• Abraham McNally

    Date posted: September 7, 2012 Author: jolanta

     

    I make sculptures that explore the idea of architecture as a container for memory.

    Born in Vermont in 1975. Lives and works in Brooklyn, New York

    I make sculptures that explore the idea of architecture as a container for memory. I manipulate materials such as firewood, hay bails, and stone, to create narratives that integrate the psychological space of past with the process of constructing a world with my hands in the present.

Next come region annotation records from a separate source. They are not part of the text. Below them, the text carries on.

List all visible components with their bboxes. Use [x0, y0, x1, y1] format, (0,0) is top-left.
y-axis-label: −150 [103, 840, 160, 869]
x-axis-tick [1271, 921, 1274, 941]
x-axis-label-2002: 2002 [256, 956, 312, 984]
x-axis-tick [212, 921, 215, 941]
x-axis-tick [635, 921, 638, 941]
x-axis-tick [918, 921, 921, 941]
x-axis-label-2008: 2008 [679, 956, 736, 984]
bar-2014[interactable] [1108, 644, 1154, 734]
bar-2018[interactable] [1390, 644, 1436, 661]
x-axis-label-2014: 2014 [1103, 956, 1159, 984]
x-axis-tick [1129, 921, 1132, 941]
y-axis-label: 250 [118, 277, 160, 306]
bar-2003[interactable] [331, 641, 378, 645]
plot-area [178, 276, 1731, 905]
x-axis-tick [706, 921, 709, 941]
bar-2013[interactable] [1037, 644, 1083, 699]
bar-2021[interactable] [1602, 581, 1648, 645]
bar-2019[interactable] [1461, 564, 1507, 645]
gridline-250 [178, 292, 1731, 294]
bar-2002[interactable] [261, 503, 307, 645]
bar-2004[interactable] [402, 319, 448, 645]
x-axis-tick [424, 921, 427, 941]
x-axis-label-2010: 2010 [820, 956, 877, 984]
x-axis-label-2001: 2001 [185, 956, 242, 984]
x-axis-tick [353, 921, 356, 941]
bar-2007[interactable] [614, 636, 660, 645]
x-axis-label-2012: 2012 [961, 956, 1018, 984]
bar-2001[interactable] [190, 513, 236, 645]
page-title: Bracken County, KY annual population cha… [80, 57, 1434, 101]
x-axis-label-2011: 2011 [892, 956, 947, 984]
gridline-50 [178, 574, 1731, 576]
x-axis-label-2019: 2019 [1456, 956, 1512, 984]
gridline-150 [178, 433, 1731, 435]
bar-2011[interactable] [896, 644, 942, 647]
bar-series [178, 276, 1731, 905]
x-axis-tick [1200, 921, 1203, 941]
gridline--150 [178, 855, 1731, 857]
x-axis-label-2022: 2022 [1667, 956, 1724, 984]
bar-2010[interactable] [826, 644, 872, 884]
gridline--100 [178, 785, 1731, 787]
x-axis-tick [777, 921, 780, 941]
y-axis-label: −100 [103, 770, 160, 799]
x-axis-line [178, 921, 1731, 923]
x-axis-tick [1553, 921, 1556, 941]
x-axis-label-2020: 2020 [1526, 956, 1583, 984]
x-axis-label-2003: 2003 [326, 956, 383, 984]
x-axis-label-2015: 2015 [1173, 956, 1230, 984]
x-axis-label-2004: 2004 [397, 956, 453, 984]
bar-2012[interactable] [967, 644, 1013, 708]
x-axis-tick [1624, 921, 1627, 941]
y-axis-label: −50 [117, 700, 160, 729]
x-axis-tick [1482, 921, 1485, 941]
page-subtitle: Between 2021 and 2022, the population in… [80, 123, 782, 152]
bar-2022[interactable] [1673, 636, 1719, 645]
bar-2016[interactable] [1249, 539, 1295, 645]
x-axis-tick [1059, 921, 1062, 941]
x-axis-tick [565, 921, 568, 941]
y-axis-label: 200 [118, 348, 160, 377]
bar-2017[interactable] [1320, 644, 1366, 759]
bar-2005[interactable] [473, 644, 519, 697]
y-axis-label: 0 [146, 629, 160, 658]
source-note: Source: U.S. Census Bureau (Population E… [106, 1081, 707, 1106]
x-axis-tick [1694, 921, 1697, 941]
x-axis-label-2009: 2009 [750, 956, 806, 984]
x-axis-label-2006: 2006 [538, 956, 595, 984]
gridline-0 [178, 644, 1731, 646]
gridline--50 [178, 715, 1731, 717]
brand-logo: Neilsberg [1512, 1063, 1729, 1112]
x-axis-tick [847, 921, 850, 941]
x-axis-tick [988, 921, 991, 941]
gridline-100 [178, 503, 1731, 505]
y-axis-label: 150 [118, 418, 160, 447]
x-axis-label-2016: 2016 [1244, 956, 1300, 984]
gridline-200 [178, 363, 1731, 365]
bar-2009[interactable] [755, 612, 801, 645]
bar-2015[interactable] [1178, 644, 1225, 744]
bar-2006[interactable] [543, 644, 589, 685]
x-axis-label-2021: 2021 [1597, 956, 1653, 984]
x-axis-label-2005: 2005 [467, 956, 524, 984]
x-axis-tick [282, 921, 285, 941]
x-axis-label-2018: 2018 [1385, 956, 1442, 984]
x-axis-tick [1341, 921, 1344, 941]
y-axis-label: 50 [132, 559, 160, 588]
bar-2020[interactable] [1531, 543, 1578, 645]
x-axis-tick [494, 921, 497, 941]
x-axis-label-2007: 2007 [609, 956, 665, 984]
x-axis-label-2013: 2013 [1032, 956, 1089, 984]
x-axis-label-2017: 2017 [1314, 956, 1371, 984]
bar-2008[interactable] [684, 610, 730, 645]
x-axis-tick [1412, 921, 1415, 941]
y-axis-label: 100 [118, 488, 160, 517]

    In 1973 my father bought 5 acres of overgrown pasture in rural northern Vermont. He camped on the land as he cut a small building site out of the woods. He designed and built the one room cabin that I spent my early childhood in. He was a back-to-the-land hippie deeply committed to the culture of the 1960’s hope of rejecting American suburban conformity, consumerism and abundance. With these beliefs came a romantic return to the rural, the farm, and the land. However, his community was unable to sustain a life with its own hands. In reality, splitting wood, milking a cow, or identifying what a potato plant looks like, proved difficult for the sons and daughters of suburban affluence. A return to the comforts and realities of American society was inevitable.

    For some time now, both my studio sculptures and 2-D collage work have referenced the same simple/ traditional materials and architectural forms that my father used to build his one room cabin. These raw materials and simple collection in my sculptures are signifiers of my own heritage.